Which Muslim mayors elected in England in 2024 were first-time mayors versus incumbents?
Executive summary
Across the 2024 English mayoral cycle, Sadiq Khan was re-elected in London as an incumbent and thus not a first-time mayor; several other places cited in viral claims did not in fact have Muslim elected executive mayors at that time, and Reuters found that five of nine named towns had a Muslim mayor role in some form but most claims conflated different mayor types (executive vs civic) [1]. Specific lists of which Muslim mayors were first-time executives versus incumbents are not fully enumerated in the available reporting; Reuters emphasises the distinction between types of mayors and that many of the viral assertions were misleading [1].
1. The core factual split: executive mayors versus civic mayors
Coverage of the 2024 mayoral contests warns that a single label “mayor” covers at least two distinct offices in England: directly elected executive mayors (with budgets and executive powers) and largely ceremonial civic or “lord mayor” roles appointed by councillors; many social posts and some reporting conflated those categories when claiming where Muslim mayors were serving [1]. Reuters specifically found the viral post mixed the two types and rated the claim misleading in part because of that conflation [1].
2. Sadiq Khan — incumbent re-elected in London
Sadiq Khan won a third term as London mayor in 2024; he is an incumbent and therefore not a first-time mayor in that election cycle [2]. Reporting framed his victory as bucking wider trends of Muslim voter volatility in that year’s local and mayoral contests [2].
3. What Reuters actually checked and what it did not find
Reuters investigated a viral claim listing nine named cities and concluded the post was “misleading, partly false,” after contacting the offices of the named mayors; Reuters said some of the named places did have Muslim mayors in a civic sense, but none of the executive mayors in that list all identified as Muslim when Reuters made enquiries, and the West Midlands mayor’s office did not respond [1]. That means the simple binary question — “which Muslim mayors elected in 2024 were first-time mayors versus incumbents?” — cannot be answered solely by the viral list because Reuters warns the list is inaccurate and incomplete [1].
4. Local examples the reporting does mention: civic firsts and ceremony
Local reporting recorded some notable civic firsts: Brighton & Hove councillors elected Mohammed Asaduzzaman as their city’s first Muslim mayor in a largely ceremonial post in May 2024 — that is a council-appointed civic mayor rather than a directly elected executive mayor [3]. Reuters’ fact-checking and other analyses underline that such civic mayoralties are different in power and election method from the directly elected executive mayors often discussed in national posts [1] [3].
5. Broader political context: Muslim voter volatility and narratives
Analysts and party figures placed the mayoral results inside a broader pattern of shifting Muslim voter behaviour in 2024, driven partly by foreign policy issues such as Gaza; some Labour-held mayoralties and council areas saw reduced support from Muslim voters even as Khan retained strong backing in London [2] [4] [5]. This political context helps explain why online claims about the number of Muslim mayors gained traction and why fact-checkers treated the topic as politically sensitive [2] [5].

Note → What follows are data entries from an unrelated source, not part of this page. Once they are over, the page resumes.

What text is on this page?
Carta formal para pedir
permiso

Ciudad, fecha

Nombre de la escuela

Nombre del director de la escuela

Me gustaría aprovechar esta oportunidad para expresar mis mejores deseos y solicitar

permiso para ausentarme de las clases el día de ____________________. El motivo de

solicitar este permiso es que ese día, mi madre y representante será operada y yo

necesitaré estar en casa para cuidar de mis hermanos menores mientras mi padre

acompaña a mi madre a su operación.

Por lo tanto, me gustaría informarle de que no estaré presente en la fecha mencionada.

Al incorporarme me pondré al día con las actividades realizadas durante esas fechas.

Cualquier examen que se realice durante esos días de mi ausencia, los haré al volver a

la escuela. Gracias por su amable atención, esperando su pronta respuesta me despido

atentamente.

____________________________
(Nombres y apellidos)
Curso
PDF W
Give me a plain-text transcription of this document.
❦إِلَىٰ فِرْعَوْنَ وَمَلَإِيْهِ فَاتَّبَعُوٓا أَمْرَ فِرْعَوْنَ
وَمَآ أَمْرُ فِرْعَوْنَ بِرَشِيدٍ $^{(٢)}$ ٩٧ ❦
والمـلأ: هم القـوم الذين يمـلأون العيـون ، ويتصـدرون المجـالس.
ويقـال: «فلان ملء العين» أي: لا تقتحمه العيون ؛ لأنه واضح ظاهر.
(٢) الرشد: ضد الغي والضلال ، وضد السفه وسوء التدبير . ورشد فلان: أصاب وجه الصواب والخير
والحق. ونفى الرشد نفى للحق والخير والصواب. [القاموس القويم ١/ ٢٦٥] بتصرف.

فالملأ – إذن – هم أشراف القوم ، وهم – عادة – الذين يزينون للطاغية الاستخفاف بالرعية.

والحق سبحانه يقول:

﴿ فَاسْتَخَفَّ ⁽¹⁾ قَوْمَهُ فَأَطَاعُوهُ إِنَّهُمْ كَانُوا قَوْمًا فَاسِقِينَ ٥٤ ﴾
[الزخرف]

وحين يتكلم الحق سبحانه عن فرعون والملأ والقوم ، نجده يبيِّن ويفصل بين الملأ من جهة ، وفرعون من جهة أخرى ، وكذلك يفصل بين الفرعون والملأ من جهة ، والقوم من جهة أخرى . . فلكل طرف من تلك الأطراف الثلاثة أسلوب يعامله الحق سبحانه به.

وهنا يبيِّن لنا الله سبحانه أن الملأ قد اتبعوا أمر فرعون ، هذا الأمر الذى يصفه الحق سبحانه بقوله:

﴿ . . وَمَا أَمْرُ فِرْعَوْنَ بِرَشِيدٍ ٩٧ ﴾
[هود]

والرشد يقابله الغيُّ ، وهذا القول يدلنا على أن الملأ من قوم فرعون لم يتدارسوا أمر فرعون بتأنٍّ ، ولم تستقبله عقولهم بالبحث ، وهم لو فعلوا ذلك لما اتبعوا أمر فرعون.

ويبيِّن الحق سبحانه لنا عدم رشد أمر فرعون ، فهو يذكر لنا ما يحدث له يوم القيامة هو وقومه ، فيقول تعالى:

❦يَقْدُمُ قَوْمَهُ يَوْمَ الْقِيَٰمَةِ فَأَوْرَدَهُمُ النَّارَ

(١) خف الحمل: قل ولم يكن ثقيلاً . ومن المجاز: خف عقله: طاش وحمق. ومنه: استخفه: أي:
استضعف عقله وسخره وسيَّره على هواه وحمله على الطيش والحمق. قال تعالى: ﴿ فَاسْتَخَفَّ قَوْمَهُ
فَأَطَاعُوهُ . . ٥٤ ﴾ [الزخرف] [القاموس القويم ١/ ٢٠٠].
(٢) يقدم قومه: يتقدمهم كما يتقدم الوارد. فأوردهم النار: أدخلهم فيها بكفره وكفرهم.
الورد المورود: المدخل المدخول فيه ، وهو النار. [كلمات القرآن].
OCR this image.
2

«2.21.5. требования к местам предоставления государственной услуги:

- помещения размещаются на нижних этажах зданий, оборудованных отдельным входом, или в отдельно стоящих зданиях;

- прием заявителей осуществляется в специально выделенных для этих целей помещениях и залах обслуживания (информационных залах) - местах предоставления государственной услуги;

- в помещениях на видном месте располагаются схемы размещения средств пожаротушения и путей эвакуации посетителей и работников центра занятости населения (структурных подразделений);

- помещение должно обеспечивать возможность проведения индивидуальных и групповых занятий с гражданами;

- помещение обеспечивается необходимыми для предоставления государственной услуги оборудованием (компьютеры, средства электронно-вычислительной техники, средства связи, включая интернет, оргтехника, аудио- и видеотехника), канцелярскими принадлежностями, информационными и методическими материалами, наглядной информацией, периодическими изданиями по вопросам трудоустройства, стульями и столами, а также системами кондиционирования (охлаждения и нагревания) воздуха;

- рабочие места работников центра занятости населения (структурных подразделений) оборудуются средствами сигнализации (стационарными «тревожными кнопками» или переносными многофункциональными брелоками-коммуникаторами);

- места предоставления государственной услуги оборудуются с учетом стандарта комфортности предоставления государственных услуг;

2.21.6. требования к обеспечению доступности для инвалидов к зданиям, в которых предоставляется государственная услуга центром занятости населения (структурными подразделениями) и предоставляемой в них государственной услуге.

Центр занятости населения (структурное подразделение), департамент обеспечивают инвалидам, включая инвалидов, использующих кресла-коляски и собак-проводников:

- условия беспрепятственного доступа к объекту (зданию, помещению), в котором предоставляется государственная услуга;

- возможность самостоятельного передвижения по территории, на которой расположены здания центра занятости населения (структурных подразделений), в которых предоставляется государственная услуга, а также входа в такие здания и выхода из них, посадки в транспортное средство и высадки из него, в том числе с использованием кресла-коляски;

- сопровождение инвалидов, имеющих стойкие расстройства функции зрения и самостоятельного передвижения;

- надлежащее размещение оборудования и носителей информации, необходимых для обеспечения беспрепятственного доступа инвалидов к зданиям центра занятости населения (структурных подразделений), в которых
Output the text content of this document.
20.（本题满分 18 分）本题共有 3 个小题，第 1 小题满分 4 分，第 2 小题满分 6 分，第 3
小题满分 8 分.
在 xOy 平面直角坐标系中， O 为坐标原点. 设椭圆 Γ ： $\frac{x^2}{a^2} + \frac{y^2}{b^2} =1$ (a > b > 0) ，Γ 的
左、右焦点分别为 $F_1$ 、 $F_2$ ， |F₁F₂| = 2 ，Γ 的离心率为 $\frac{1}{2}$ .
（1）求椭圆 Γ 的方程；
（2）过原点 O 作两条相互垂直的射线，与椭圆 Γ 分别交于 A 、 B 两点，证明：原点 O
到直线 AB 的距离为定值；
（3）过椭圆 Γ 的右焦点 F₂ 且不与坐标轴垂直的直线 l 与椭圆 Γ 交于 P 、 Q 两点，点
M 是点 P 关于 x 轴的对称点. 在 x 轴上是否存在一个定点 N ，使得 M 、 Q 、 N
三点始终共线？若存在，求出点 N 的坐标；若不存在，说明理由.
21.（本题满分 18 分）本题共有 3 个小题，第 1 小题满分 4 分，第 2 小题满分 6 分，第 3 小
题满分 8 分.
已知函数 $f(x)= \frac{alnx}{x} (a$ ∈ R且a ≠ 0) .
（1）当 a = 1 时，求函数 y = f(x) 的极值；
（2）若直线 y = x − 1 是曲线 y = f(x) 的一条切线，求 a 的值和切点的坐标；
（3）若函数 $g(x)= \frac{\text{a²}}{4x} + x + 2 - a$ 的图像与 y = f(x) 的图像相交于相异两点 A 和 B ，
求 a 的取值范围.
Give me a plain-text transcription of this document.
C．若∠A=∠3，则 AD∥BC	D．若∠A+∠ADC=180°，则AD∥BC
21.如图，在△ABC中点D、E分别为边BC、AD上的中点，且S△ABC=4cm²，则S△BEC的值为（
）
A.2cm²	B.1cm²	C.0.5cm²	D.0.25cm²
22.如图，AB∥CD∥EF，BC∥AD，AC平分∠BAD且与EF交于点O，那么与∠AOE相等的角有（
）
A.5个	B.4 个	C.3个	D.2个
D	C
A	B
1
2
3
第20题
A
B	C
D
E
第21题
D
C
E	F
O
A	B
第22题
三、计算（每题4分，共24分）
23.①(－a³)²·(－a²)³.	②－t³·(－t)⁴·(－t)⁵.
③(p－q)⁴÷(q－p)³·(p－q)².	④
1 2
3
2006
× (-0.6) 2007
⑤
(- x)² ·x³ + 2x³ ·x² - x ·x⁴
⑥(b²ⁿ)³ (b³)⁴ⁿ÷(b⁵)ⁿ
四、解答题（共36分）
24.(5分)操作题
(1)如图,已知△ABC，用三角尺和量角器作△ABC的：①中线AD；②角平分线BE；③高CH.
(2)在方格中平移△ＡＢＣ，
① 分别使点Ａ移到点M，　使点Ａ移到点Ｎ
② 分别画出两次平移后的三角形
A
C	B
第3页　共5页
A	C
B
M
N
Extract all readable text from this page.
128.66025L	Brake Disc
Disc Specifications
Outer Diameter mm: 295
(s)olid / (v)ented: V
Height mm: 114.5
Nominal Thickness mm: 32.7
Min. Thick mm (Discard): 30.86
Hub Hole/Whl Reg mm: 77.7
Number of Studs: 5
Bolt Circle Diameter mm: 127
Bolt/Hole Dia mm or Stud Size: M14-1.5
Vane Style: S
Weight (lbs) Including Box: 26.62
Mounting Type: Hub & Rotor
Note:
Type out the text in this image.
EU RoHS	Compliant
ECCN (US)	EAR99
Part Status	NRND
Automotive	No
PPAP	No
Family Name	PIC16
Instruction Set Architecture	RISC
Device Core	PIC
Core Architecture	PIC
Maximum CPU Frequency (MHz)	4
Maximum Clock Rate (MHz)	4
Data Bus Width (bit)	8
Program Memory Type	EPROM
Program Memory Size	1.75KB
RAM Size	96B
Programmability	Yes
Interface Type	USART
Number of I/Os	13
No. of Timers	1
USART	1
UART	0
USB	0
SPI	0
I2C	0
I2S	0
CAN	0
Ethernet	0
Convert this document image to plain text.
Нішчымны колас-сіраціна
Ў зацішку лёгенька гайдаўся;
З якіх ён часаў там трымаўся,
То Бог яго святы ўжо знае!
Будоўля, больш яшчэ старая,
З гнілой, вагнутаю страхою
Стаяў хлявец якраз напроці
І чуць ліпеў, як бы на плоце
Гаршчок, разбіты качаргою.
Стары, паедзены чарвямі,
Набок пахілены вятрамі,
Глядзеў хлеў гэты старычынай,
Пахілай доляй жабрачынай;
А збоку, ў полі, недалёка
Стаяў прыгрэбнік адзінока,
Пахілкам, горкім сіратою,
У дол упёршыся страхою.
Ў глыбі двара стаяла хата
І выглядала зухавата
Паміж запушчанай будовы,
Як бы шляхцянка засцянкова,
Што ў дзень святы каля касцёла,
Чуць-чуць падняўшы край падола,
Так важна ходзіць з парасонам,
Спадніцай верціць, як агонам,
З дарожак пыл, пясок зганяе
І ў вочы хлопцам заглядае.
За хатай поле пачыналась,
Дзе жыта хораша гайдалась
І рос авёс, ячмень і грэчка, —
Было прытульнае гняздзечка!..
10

6. What the available sources do not provide
Available sources do not list a definitive roster of every Muslim mayor elected in England in 2024 broken down by “first-time elected executive mayor” versus “incumbent executive mayor.” Reuters checked the viral list and found it misleading, and local outlets reported some civic firsts [1] [3], but a comprehensive, source-backed table answering your exact binary question is not present in the supplied reporting. Therefore a precise catalogue cannot be produced from these sources alone — further local election returns or council press releases would be required.
7. How to get a definitive answer and why it matters
To resolve who among 2024’s Muslim mayors were first-time executives versus incumbents, consult official declaration of result notices from each mayoral area or the returning officers’ statements, and cross-check whether the mayoralty is a directly elected executive role or a civic appointment — Reuters’ fact-check shows that distinction is essential [1]. That clarity matters because conflating roles inflates perceptions of political power and feeds misleading narratives about representation [1].
Limitations: this analysis uses only the provided reporting; specific lists of first-time versus incumbent Muslim executive mayors in England for 2024 are not contained in those sources [1] [3].